Our suggested healthcare monitoring method for cardiac patients is evaluated against the existing well-established and advanced methods in the domain. An ensemble method was used to develop a cardiovascular risk prediction system based on IoT, in a study referenced100. However, it is important to note that ensemble techniques can introduce higher complexity and computational resource requirements, which may not be suitable for health-related systems. Furthermore, if not properly implemented, these techniques can lead to overfitting issues. Table 14 compares the performance inter-alia proposed and referenced100 models. The results clearly demonstrate that the suggested approach is better than the mentioned study, showcasing its superior performance and effectiveness in health monitoring applications.

Table 14 Performance comparison of the proposed approach with existing research work100.

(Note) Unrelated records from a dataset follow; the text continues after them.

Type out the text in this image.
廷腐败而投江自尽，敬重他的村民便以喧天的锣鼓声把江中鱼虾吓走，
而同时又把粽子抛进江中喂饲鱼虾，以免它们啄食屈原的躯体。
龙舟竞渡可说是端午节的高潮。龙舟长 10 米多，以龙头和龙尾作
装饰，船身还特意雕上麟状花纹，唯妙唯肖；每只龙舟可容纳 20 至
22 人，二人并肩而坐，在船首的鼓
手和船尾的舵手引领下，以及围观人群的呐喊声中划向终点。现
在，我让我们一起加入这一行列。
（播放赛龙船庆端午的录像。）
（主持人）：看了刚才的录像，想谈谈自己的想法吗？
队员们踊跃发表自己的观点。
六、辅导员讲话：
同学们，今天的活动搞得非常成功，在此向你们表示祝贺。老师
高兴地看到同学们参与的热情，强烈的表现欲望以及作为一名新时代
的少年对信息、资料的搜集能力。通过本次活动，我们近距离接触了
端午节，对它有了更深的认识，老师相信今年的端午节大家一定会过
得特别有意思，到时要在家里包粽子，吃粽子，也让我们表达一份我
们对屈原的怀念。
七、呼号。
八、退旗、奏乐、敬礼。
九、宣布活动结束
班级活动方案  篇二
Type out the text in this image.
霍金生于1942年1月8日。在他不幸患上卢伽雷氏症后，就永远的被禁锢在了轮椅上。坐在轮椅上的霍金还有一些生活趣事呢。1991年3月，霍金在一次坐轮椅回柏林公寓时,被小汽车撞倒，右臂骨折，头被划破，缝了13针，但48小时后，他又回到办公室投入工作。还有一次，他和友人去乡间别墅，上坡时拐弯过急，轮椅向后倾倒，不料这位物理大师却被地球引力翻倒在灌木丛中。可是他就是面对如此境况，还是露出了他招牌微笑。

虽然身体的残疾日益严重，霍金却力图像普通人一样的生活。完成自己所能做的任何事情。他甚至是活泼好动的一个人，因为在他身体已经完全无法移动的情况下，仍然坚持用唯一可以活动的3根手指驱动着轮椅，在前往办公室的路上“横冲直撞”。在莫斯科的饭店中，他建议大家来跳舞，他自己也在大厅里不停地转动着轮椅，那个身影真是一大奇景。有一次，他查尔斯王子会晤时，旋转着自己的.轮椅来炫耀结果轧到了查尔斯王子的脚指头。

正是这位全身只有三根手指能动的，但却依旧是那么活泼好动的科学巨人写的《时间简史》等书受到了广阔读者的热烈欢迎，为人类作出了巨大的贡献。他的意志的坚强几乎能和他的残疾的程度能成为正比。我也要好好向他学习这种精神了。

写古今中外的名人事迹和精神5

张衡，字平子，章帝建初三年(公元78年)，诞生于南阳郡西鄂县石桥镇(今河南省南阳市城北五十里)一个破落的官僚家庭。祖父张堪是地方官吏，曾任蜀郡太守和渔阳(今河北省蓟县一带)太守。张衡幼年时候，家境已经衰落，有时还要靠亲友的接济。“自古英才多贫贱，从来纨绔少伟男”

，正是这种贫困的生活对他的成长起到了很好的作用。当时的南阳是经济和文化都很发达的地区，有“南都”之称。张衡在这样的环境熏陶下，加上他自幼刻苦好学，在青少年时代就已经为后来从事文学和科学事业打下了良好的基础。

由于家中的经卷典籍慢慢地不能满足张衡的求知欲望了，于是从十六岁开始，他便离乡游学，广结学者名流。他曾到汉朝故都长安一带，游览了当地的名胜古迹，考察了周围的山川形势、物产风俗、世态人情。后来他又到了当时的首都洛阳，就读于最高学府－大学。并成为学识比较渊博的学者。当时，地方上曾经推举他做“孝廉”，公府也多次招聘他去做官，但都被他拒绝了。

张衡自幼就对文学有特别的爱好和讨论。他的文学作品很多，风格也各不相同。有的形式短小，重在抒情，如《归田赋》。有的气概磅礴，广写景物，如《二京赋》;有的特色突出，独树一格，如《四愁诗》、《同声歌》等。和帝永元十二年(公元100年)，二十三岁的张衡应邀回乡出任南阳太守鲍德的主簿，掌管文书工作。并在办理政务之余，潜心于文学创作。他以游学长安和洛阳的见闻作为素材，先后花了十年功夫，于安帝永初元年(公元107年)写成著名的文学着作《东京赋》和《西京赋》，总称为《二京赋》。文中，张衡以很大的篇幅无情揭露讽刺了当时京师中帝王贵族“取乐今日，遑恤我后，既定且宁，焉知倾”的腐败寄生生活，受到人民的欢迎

Limitations of current work

The major limitation of this research work is the collection of data from multiple sources and the sending of data to the cloud storage for further analysis. However IoT-based systems are capable for incorporation of digital wearable fitness gadgets that can be controlled via multiple devices by healthcare professionals. Such devices have limited processing powers and local data storage. Such devices are relatively less secure and hence a potential risk to the privacy and confidentiality of patients’ data. The integration of IoT-based wearable devices has the potential to provide continuous monitoring of patients, enabling early detection of potential health issues. This expanded system can enhance the overall healthcare monitoring process and contribute to the timely diagnosis and management of patient’s health conditions.

Conclusions

Monitoring patients with acute heart holds significant importance in acting rapidly in case of emergencies. Incorporating IoT and artificial intelligence-based solutions has emerged as potential solutions in medical care. The utilization of IoT technology has enabled medical professionals to access patients’ records without requiring them to physically visit medical clinics. This study presents the development of a health monitoring system aimed at monitoring the health status of individuals with critical heart failure. The proposed healthcare system has increased the survival chances for chronically ill patients and offers convenient, cost-effective, and reliable monitoring specifically for cardiac patients. The system gathers data from patients and transmits it to the cloud for further analysis. Furthermore, this study introduces an extra tree classifier with an optimized convolutional neural network model for the precise identification of individuals with heart conditions. The performance of this model is evaluated in comparison to various deep learning, machine learning, and transfer learning approaches. The trial findings demonstrate that the suggested prototype outperforms all other utilized models, achieving an accuracy score of 0.9524. The effectiveness of the proposed model is further confirmed through 5-fold cross-validation. Furthermore, a comparison of its performance with existing studies that employed the same dataset. In both cases, the proposed model consistently exhibits superior results. Additionally, the proposed technique demonstrates higher accuracy and shorter training time compared to alternative models. The future work of this research work is to design an automated telemedicine system on which patients not only can continuously monitor healthcare but also can get proper medication based on health monitoring data.